The Dead Girls of Hysteria Hall

Looking at what remained of Maria’s old-fashioned clothes, it hit me. “The eighteen-eighties?”

 
 
“That’s right,” Florence said. “She was dead long before I came, and I died in aught-two.”
 
This time I didn’t have to ask. Nineteen aught-two. “Thanks again for saving me,” I said. “And I’m sorry I was rude before.”
 
“Oh, that’s all right, I understand. Those first few days are a real head-spinner. Besides, that was a long time ago.”
 
My heart sank. “How long?”
 
“Six months,” she said, glancing out at the snowy landscape.
 
Six months? I’d been lying outside for six months? I wondered if Theo had passed by, seen me there with my eyes closed … and decided I wasn’t worth waking.
 
“Has anyone come looking for me?” I asked.
 
Florence stared at me blankly, then figured out what I meant. “Your family? No, sugar. Sorry. The police spent some time here in the fall, but not a soul since then. Well—you know what I mean.”
 
“Earlier,” I said slowly, “you offered to show me how to go through the wall … Is there any way you could help me out with that? I mean, Maria can do it unconscious, and I can’t even manage no matter how hard I try.”
 
Florence’s face lit up. “Right! That’s it. Come over here.”
 
When we were close to the wall, she came up to me. “Now close your eyes. And keep ’em shut.”
 
I did. Then she took me by the shoulders and turned me around and around and around, until I was too dizzy to tell which direction I was facing.
 
“Sorry in advance if this hurts a little,” Florence said.
 
Then, without warning, she shoved me, hard. I fell backward and landed on the floor with an impact that sent a stunning ache through my backside.
 
I looked up to complain, but I was alone.
 
In the hallway.
 
Florence popped through the wall, beaming. “You did it!”
 
“Oh yes,” I said, getting to my feet and rubbing my rear end. “I totally did it. What talent. I’m clearly a genius.”
 
“You didn’t know the wall was there, so you didn’t know it could stop you,” she said. “Perception rules our kind. That’s why—have you ever heard of people putting salt in their windows to repel spirits?”
 
“I … guess so?” I said.
 
“It works because there’s no ignoring salt when you’re a ghost. The smell is so strong that you can never forget it’s there long enough to get past it. We can’t even touch it.”
 
I sat back. There was so much I didn’t know about being dead—about “our kind.” It was basically relearning the rules of reality. “So I’m supposed to just … forget that the wall is there?”
 
Florence gazed thoughtfully off to the side. “It’s simpler than that. The key is not to try. Just go through, because you can. When you walk down a hallway, you don’t think, Oh, Lord, let me make it down the hall this time. You just go, right? That’s how this works, too. Doors and walls are only barriers because you let them be.”
 
I faced the wall. Then I closed my eyes and walked forward.
 
I’m just walking, I thought. Walking walking walking. Nothing to see here.
 
When I opened my eyes, I was back in the lobby. Maria was gone, her sheet now discarded on the threadbare sofa.
 
“Nice work!” Florence said, walking into the room. “You’re a quick study.”
 
I tried to suppress my goofy grin, but I couldn’t. It was the first time since I died that I felt a modicum of happiness.
 
“There you go,” Florence said. “See, it’s not so bad here.”
 
What else didn’t I know?
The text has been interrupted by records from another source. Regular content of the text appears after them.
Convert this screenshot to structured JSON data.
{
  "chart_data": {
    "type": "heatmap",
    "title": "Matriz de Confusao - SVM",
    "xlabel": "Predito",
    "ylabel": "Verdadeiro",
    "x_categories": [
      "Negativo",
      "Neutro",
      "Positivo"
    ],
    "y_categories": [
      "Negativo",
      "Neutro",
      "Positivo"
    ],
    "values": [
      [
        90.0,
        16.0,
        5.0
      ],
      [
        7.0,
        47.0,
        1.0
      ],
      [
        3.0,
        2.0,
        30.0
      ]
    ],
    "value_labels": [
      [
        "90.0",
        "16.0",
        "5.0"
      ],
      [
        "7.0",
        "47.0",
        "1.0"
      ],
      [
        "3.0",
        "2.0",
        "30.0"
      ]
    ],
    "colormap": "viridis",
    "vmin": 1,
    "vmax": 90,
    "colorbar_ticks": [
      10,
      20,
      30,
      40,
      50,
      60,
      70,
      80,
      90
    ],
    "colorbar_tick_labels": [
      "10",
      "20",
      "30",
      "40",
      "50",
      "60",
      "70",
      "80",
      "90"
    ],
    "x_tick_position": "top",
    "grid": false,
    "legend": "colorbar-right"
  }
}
I wanted to learn everything there was about being a ghost. Despite my failure at the gate, some part of me was sure that if I tried hard enough, I could find a way off the property. Away from the house. Back to my family.
 
“Do you want to hang out a little?” I asked Florence, and then I realized that in 1902, people probably didn’t hang out. “I mean, you know, spend time … together?” I felt awkward, like I was asking Florence on a friend date.
 
“Well, I was just going to—” Seeing my disappointment, Florence’s face froze slightly, and then her smile softened. “Tell you what, let’s go see what Eliza’s getting herself up to.”
 
*
 
Eliza, it turned out, was in the nurses’ dormitory, getting herself up to lying on one of the beds and gazing at the wall.
 
When we came in, she sat bolt upright.
 
“I believe you two have met,” Florence said. “Eliza Duncombe, Delia Piven.”
 
“Yes, we’ve met,” Eliza said, staring right at me. “Delia’s the new girl with the etiquette problem.”
 
I was about to apologize, but Florence went over and sat next to her. “Now, come on, Eliza. You don’t want to be one of those cranky old ghosts. Be gracious. We don’t get much company. It’ll be nice to have a new face to look at, won’t it?”
 
Eliza looked at me through narrowed eyes. “I’m perfectly content with the faces we’re used to.”